Великая революция идей. Возрождение свободных рынков после Великой депрессии - страница 12
Кеннан не обладал традиционными качествами организатора. Весь срок своего пребывания в ЛШЭ он оставался на неполной ставке, постоянно проживал в Оксфорде и на занятия ездил оттуда. Его профессиональная начитанность ограничивалась главным образом английской литературой, и даже его самые верные ученики признавали, что он обладал очень узким кругозором[66]. Основным его занятием была не разработка и популяризация собственной теории, а критика предшественников[67]. По свидетельству Лайонела Роббинса, Кеннан был «слабым лектором, который то бормотал что-то себе под нос, то, наоборот, сильно повышал голос». Иными словами, как примирительно выразился Роббинс, «он не снисходил до удобства слушателей»[68]. Так считал не только Роббинс. Т. Грегори тоже вспоминал, что «слушать лекции Кеннана было трудно», и из-за «его привычки смотреть поверх наших голов в дальний угол комнаты мы многое из его слов упускали или не понимали»[69]. Эти особенности Кеннана значительно сужали круг его учеников, и его публичный авторитет сильно уступал авторитету Кейнса, более молодого и энергичного коллеги Кеннана по Оксфорду. Тем не менее в Англии Кеннан оставался самым видным защитником экономической ортодоксии, и в глазах небольшого кружка студентов его оппозиционность приобрела харизматический ореол. Как вспоминал Лайонел Роббинс, «в ЛШЭ и в сфере ее контактов его авторитет был непререкаемым. Мы почитали его. Мы ловили каждое его слово. Для нас он воплощал квинтэссенцию зрелой экономической мудрости»[70]. По мере того как студенты Кеннана сами занимали преподавательские должности, экономический факультет ЛШЭ приобритал репутацию источника консервативных альтернатив исходившим из Кембриджа предложениям прогрессистского характера[71]. И лишь спустя много лет после того, как Кеннана не стало, исследователи начали называть отстаивание рынка экономистами ЛШЭ плодом его личного влияния[72].

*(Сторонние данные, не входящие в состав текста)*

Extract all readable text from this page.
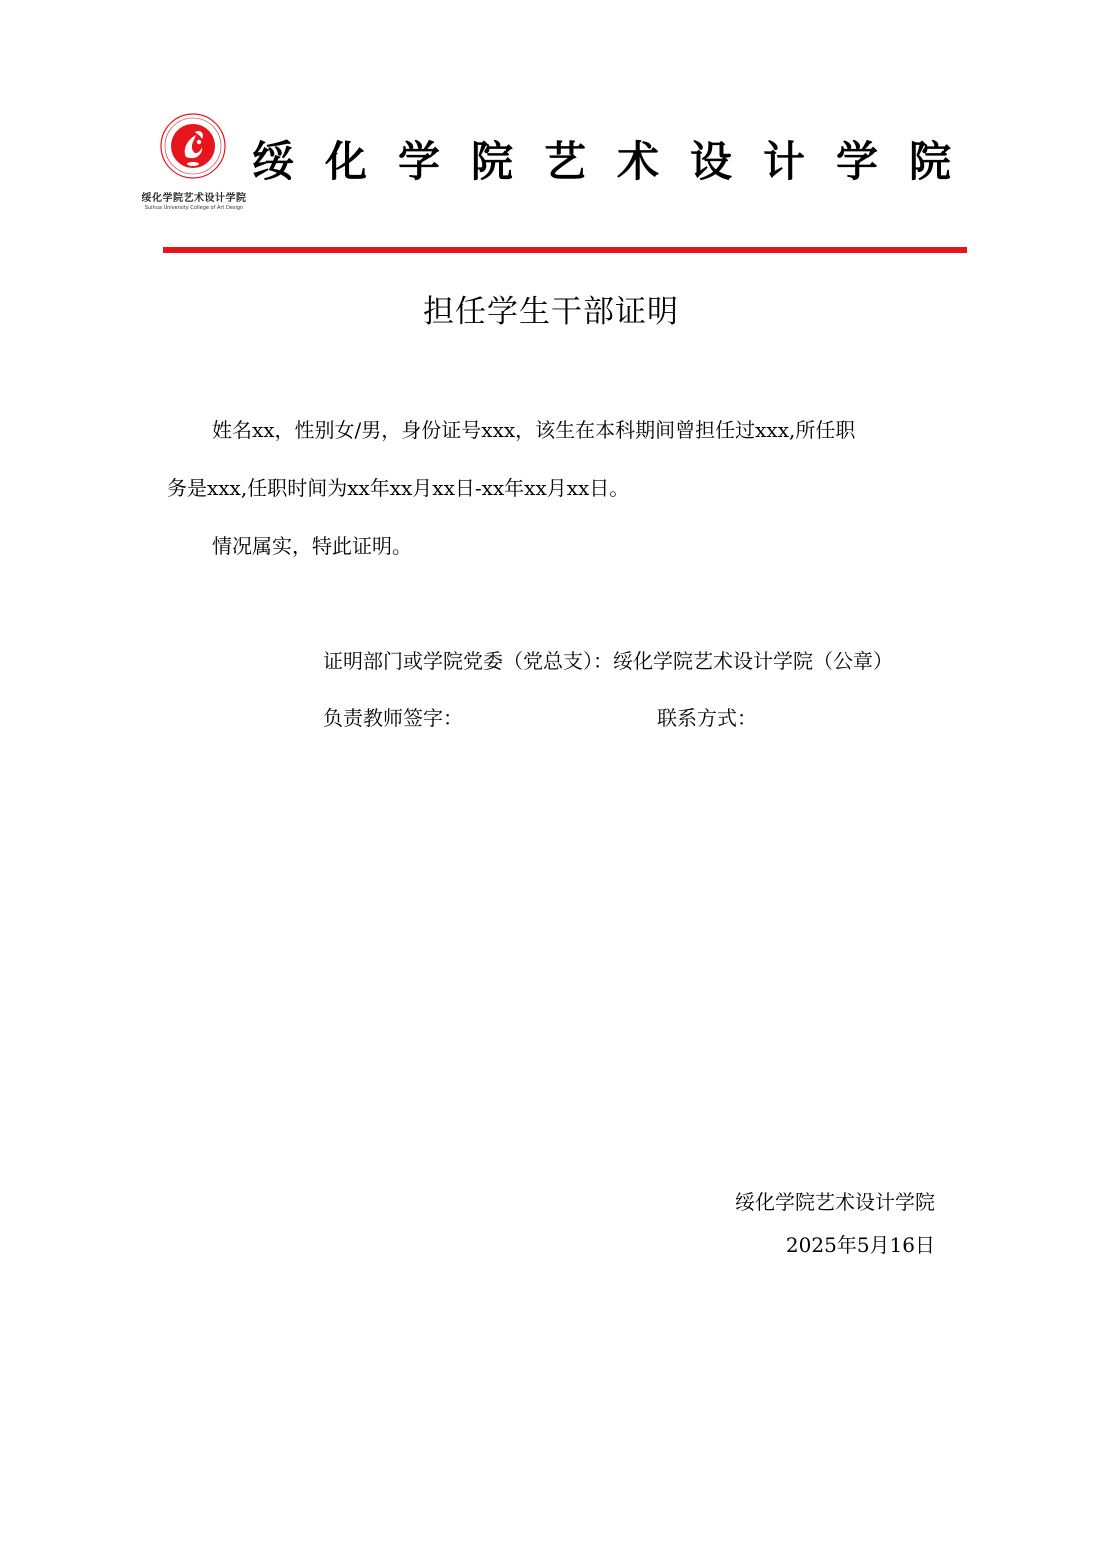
绥化学院艺术设计学院
Suihua University College of Art Design
绥化学院艺术设计学院
担任学生干部证明
姓名xx，性别女/男，身份证号xxx，该生在本科期间曾担任过xxx,所任职
务是xxx,任职时间为xx年xx月xx日-xx年xx月xx日。
情况属实，特此证明。
证明部门或学院党委（党总支）：绥化学院艺术设计学院（公章）
负责教师签字：	联系方式：
绥化学院艺术设计学院
2025年5月16日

Но если приход Кеннана в Лондонскую школу до некоторой степени объясняет, как она сыграла неожиданную роль рассадника консервативной экономической теории, он никак не объясняет, почему в начале 1930-х годов ее ведущие профессора заняли столь радикальную позицию. Хотя Роббинс и обратился из гильдейского социалиста в сторонника рынка отчасти под влиянием Кеннана, во многих существенных пунктах его взгляды отличались от взглядов наставника. Дело в том, что Роббинс свободно читал по-немецки, читал много и ознакомился с обширной зарубежной литературой, которую Кеннан практически не знал. Если Кеннан выражал свое несогласие с теориями Маршалла в понятиях, заимствованных и других английских экономистов, то Роббинс обнаружил в Австрии самостоятельную интеллектуальную традицию, предлагавшую четкие ответы на многие занимававшие его вопросы. Как отмечали коллеги Роббинса по ЛШЭ, он не был теоретиком-новатором; его сила состояла в умении собирать и сводить воедино научные разработки других[73]. Но вот в этой узкой области он проявил незаурядную способность анализировать и доводить до ясности те зарубежные концепции, которые для его коллег были малоизвестными и туманными[74]. Если специфически-британское мировоззрение Кеннана создало в ЛШЭ атмосферу, дружественную консерватизму, то идеи, которыми руководствовались ведущие ее профессора в первые годы Великой депрессии, пришли из других стран.